28 Jun, 2022

Via Verde do AVC com falhas. “O atraso é dramático e compromete os resultados”

Desde o início do ano, a Via Verde do AVC esteve encerrada temporariamente em vários hospitais do país. Em entrevista, a direção da Sociedade Portuguesa do AVC alerta para o risco dos atrasos no início do tratamento.

Que situações de encerramento da via verde do AVC estão a ocorrer/ocorreram? Em que hospitais?

Existe uma situação publicitada na comunicação social, que ocorreu no Hospital de Aveiro. No entanto, a propósito desta notícia pública foi comunicada informalmente à SPAVC a ocorrência de situações de indisponibilidade temporária de alguns centros na ARS de Lisboa e Vale do Tejo. Também são conhecidas situações pontuais noutras regiões, com necessidade de redireccionamento de doentes por alteração de escalas nos centros que disponibilizam neurorradiologia de intervenção.

O que queremos reforçar é que não podemos compaginar de forma sistemática com soluções que tenham como consequência adiar o início de tratamento. No caso dos doentes potencialmente elegíveis para tratamento com trombolítico, estima-se que a cada 15 minutos de atraso se reduzam em 4% a probabilidade de um bom resultado. Por isso nos preocupam situações de interrupção temporária do padrão de cuidados ao AVC na fase aguda numa região.

Desde quando se verificam estes problemas?

Temos tido conhecimento de situações esporádicas ao longo de 2022.

Mas reforçamos que o atraso no início do tratamento é o principal fator que as Vias Verdes pretendem corrigir. E, no caso do AVC, o atraso é dramático e compromete os resultados. Tem sido realizado um esforço na sensibilização da população para a importância do tempo, mas os potenciais ganhos poderão ser perdidos se deixarmos de ter estes serviços regionais. É importante reforçar que ao longo da pandemia se mantiveram e protegeram os circuitos existentes das vias verdes AVC, de um modo geral na maioria dos centros, com esforço de todos e protegendo o tratamento de uma das principais doenças agudas, que representa a principal causa de morte em Portugal.

Sabe-se o que está na origem deste problemas na via verde do AVC? Quantas pessoas poderão estar a ser afetadas?

Os motivos podem ser múltiplos, relacionados com escassez de recursos humanos ou questões tecnológicas e de equipamento. Apesar do tratamento ser sempre garantido, a indisponibilidade de centros significa, no entanto, potenciais atrasos no início do tratamento para os doentes que estão mais próximos desses hospitais.

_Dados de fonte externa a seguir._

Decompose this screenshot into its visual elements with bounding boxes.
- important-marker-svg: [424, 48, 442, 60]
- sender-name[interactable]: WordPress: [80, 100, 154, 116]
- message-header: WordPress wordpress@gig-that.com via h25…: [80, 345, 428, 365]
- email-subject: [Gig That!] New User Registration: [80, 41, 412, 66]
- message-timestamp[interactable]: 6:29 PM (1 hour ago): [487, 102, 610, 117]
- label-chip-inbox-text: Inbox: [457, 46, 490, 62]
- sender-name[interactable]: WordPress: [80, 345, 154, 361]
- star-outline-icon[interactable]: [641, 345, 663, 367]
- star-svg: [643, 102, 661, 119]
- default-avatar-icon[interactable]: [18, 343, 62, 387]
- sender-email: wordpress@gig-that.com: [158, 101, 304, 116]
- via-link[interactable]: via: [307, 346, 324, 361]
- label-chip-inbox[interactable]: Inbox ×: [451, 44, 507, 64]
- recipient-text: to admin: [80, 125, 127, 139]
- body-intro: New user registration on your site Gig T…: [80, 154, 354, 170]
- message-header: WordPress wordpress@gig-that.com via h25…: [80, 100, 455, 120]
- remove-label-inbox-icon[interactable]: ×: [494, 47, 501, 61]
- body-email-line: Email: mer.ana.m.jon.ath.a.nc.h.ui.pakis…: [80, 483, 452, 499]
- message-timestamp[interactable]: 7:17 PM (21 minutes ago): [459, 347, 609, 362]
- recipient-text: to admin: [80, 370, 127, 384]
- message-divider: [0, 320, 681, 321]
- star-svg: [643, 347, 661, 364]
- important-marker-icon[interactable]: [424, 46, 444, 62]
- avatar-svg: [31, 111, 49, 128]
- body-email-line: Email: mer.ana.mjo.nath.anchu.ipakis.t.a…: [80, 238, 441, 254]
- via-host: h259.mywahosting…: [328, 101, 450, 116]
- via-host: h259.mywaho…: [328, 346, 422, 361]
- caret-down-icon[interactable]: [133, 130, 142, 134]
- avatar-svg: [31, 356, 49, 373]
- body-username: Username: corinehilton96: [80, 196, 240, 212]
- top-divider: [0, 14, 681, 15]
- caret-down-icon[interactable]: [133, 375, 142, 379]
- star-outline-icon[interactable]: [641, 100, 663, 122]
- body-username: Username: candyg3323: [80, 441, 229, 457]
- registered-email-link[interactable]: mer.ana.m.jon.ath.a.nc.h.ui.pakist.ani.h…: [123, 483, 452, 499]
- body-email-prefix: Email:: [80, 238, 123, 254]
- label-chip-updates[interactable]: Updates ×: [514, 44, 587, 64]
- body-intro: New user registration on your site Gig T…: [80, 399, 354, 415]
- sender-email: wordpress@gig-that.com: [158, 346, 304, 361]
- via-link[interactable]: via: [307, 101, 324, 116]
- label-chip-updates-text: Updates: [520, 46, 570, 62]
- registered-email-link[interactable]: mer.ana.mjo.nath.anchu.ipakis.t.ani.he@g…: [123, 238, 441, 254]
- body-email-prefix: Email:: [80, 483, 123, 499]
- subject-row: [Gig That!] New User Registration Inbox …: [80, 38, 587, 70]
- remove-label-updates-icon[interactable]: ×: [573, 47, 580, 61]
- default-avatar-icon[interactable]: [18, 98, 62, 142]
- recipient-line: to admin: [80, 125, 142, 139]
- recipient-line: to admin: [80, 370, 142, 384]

O número de doentes com AVC que recorrem a cada centro é variável em função de muitos fatores. No entanto, num centro de média dimensão em Portugal que assista 200 a 300.000 habitantes, recorrem em média por dia 3 pessoas com AVC através da via verde de AVC. Assim, sempre que um destes centros não disponibilizar tratamento agudo, podemos dizer que em média 3 pessoas sofrem atrasos importantes no seu tratamento, para além dos riscos e custos associados ao aumento do transporte interhospitalar. Devemos acrescentar que os tratamentos para o AVC isquémico agudo são extremamente custo-efetivos para a sociedade, porque se traduzem em redução da mortalidade e incapacidade para os doentes, com redução dos custos em saúde a longo prazo e aumento do retorno à vida ativa. Múltiplos estudos confirmam que tratar mais doentes e mais precocemente se traduz em redução dos custos para a sociedade, mesmo considerando o investimento necessário em custos hospitalares.

Para a SPAVC, quão preocupante é esta situação e que medidas devem ser tomadas para resolver o problema?

Apesar destas serem situações não permanentes de encerramento de centros, estamos a falar da principal causa de morte e incapacidade e o seu subtratamento é extremamente dependente da rapidez. Pensamos que é importante aferir junto de cada centro que disponibiliza trombólise ou trombólise + tratamento endovascular quantos dias ou horas estiveram indisponíveis ao longo de 2022. Estas situações são habitualmente comunicadas ao CODU, Direcções clínicas e hospitais vizinhos. Não sabemos, por exemplo, se o Ministério da Saúde as pesquisa ativamente ou tem alertas internos implementados.

Só deste modo se pode depois questionar e investigar quais as razões na base das interrupções. Também é importante conhecer situações relacionadas com a interrupção do funcionamento de aparelhos de TC e angioTC, angiografos e ressonâncias, bem como a idade dos equipamentos adstritos ao suporte à atividade de urgência.

Recordamos que estão por analisar e investigar as causas subjacentes ao aumento de mortalidade por AVC em 2020, publicitadas pelo INE no início deste ano. É necessário conhecer melhor todos os dados disponíveis em Portugal e mobilizar clínicos e investigadores para as perceber, nomeadamente perceber como é que a pandemia pode ter originado esse efeito.